Yesterday we looked at PECOTA’s accuracy when it came to the Tigers offense in 2011. Today, we dig into the pitching, both starting and relieving. Again, as the current 2012 PECOTA is behind a pay wall at Baseball Prospectus I wont be posting a chart of those stats, (I’d suggest you all subscribe not just for PECOTA every February, but for some of the best writing in sports.) rather, I’ll take a look at the 2011 PECOTA for the Tigers main offense and how those players responded.
2011 PECOTA SP
2011 TIGERS SP
2011 PECOTA RP
So, let’s start at the top:
Everyone knows that Verlander was always one tweak away from figuring it all out. Once he got past past those first inning troubles he’d be the next Roger Clemens. Well, that kind of happened in 2011. His 8.6 WARP destroyed the projection and nothing else needs to be said.
Mad Max pitched nearly 200 innings and beat his SO and Wins projections, but only provided a 2.4 WARP due to his high ERA and WHIP. Like Brennan Boesch and Delmon Young he’s coming into his age 27 season this year, and like last year PECOTA likes him. We’ll see if he responds.

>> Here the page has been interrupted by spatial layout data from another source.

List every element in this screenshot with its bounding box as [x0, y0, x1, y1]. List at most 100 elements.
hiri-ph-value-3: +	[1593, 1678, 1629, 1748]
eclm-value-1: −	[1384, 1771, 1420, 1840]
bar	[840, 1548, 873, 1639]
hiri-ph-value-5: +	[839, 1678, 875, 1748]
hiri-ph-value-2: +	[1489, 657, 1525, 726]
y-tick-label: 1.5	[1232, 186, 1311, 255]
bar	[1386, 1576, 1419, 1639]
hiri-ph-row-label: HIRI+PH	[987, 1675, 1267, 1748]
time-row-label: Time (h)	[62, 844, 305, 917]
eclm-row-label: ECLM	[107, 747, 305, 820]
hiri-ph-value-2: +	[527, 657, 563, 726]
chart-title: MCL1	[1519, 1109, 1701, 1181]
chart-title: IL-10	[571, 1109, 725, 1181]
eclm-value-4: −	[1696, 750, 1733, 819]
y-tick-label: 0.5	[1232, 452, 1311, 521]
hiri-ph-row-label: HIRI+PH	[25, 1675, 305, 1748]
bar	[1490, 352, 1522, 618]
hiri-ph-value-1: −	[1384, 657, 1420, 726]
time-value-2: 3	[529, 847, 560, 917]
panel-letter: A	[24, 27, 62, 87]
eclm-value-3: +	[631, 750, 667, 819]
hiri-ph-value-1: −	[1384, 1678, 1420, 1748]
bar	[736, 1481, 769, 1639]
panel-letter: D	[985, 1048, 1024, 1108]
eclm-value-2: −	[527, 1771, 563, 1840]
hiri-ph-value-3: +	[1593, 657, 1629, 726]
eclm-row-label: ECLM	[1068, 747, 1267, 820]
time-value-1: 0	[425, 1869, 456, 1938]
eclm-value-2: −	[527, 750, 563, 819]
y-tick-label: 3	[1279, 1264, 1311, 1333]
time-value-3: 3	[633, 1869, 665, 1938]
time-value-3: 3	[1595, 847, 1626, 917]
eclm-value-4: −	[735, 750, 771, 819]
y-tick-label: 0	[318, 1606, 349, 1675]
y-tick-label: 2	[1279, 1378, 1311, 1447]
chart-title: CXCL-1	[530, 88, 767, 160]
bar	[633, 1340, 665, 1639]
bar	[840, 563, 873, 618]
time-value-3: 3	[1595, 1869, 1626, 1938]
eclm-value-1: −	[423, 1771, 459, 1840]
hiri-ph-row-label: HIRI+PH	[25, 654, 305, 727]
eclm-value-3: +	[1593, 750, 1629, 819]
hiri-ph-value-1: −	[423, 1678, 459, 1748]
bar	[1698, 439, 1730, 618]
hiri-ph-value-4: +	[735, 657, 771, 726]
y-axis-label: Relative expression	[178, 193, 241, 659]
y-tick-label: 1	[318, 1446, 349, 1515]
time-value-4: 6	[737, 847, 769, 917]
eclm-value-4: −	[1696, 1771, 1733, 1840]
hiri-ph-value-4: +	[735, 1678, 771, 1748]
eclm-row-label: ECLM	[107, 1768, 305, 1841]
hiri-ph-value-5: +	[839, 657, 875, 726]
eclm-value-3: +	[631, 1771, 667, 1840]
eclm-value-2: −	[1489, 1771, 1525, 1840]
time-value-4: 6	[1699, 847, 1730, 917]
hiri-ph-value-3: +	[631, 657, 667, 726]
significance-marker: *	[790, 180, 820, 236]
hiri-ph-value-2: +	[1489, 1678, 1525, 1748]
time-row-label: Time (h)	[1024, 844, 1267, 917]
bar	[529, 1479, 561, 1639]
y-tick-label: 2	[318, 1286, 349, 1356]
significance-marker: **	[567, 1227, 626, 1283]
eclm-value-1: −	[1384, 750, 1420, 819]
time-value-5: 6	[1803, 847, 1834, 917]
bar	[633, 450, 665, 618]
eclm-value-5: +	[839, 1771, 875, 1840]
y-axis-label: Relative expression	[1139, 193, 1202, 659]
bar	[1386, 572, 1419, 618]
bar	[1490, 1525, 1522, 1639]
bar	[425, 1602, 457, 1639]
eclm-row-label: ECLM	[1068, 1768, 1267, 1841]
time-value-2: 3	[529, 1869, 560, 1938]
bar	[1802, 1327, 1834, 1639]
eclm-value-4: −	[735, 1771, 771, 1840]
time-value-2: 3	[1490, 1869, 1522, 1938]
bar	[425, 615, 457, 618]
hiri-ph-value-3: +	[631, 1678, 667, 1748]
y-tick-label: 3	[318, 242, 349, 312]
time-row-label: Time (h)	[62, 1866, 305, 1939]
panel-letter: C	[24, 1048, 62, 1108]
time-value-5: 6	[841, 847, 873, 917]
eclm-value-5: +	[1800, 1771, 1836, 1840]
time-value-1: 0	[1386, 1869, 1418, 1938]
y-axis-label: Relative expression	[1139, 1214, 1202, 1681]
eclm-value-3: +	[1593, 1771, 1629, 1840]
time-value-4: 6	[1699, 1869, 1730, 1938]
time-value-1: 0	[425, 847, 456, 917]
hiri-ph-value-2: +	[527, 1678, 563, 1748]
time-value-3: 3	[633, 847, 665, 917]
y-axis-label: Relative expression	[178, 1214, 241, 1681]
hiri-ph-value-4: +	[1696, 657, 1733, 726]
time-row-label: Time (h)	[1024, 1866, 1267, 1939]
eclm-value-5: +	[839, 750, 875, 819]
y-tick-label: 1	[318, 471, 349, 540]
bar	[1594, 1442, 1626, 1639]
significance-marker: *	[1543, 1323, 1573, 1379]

At the beginning of the year plenty of people were worried about Porcello, even Dave Dombrowski said he was concerned. By the end of the season he had beat his expected wins, SO, and innings, but his ERA was too high, his WHIP was still pretty brutal and he provided a 1 WARP, a big difference from the 2.3 that was expected.
I felt like including him just to irritate Tiger fans. He’ll be playing in Japan this year (and making some $$$) but it’s worth noting that he provided a -0.4 WARP when he was expected to contribute nearly 2 wins (although, those were projections based on pitching in St. Louis).
Fister provided 3.1 wins in Seattle in 2.6 in Detroit for a total WARP of 5.7. To say that he destroyed his projections is akin to Verlander. This years PECOTA suggests that his 2011 was an outlier. He’ll be a very interesting player to pay attention to this year.
Duane Below, Jacob Turner, Andy Olver
I combine these three because they are a little different when it came to their PECOTA projections last year. When it comes to prospects and players in the minor leagues, PECOTA will occasionally include more realistic ones based on how they could perform in the big leagues if given an opportunity. For example, PECOTA had no knowledge of Brad Penny or Doug Fister playing with the Tigers at the time. Based on skill, if given the opportunity they saw Andy Oliver starting 27 games, Turner 23, and Below 19. 2012 PECOTA has Turner pitching and starting 23 games, Oliver 11, and Below 8 (playing in 28 total).
The perfect season wasn’t expected, nor was the 2.7 WARP, although relievers are usually difficult to predict (more so than starting pitchers and offense at least) in general. Only 20 saves was a bit low as a prediction, but he hadn’t saved 40+ games since 2008 up to that point. This year PECOTA likes him a bit more.
This is where PECOTA is great. The Tigers said Coke would start all year, but much like a lot of writers and bloggers, PECOTA said no, he’ll get a third of a season in and go back to the bullpen and that’s exactly what happened.
Benoit’s matched his projections’ 2.95 ERA, 4 wins, and his actualy 1.5 WARP was pretty close to the expected. This year, PECOTA likes him just as much
PECOTA was pretty close with Schlereth as well. Mark’s son posted a 0.7 WARP, beating his projection by about a half win, and in 2012 PECOTA likes him the same.
This year, Albuquerque will obviously be out until around the All-Star break and PECOTA reflects that, and also expects him to come back and strike out over a batter an inning. Last year he was worth 1.6 wins, completely obliterating his projection of -0.5, however, mos spent the whole year waiting for hitters to start adjusting, and they just never did.
Dotel played for Toronto and St. Louis last year (ultimately winning the World Series with the Cardinals. He posted a 0.6 WARP with both clubs, and doubled his projected value. This year, PECOTA likes him in Detroit, right below Benoit and Valverde’s value.
Oh, and it’s Collin with two L’s. Don’t make that mistake and spell it with one. PECOTA saw him starting and relieving last year, though Washington ignored those projections, and it looks like he was better for it. He posted a -0.3 WARP even though he was projected to be replacement level (that had a lot to do with the 18 starts PECOTA thought he would get). This year, they are a bit bullish on him. It’ll be interesting to see how Leyland uses him, and how he responds to his new surroundings.
It’s worth mentioning that Ryan Perry, the pitcher traded to Washington to Balester had a -0.4 WARP last year and is projected to be replacement level this year for Washington.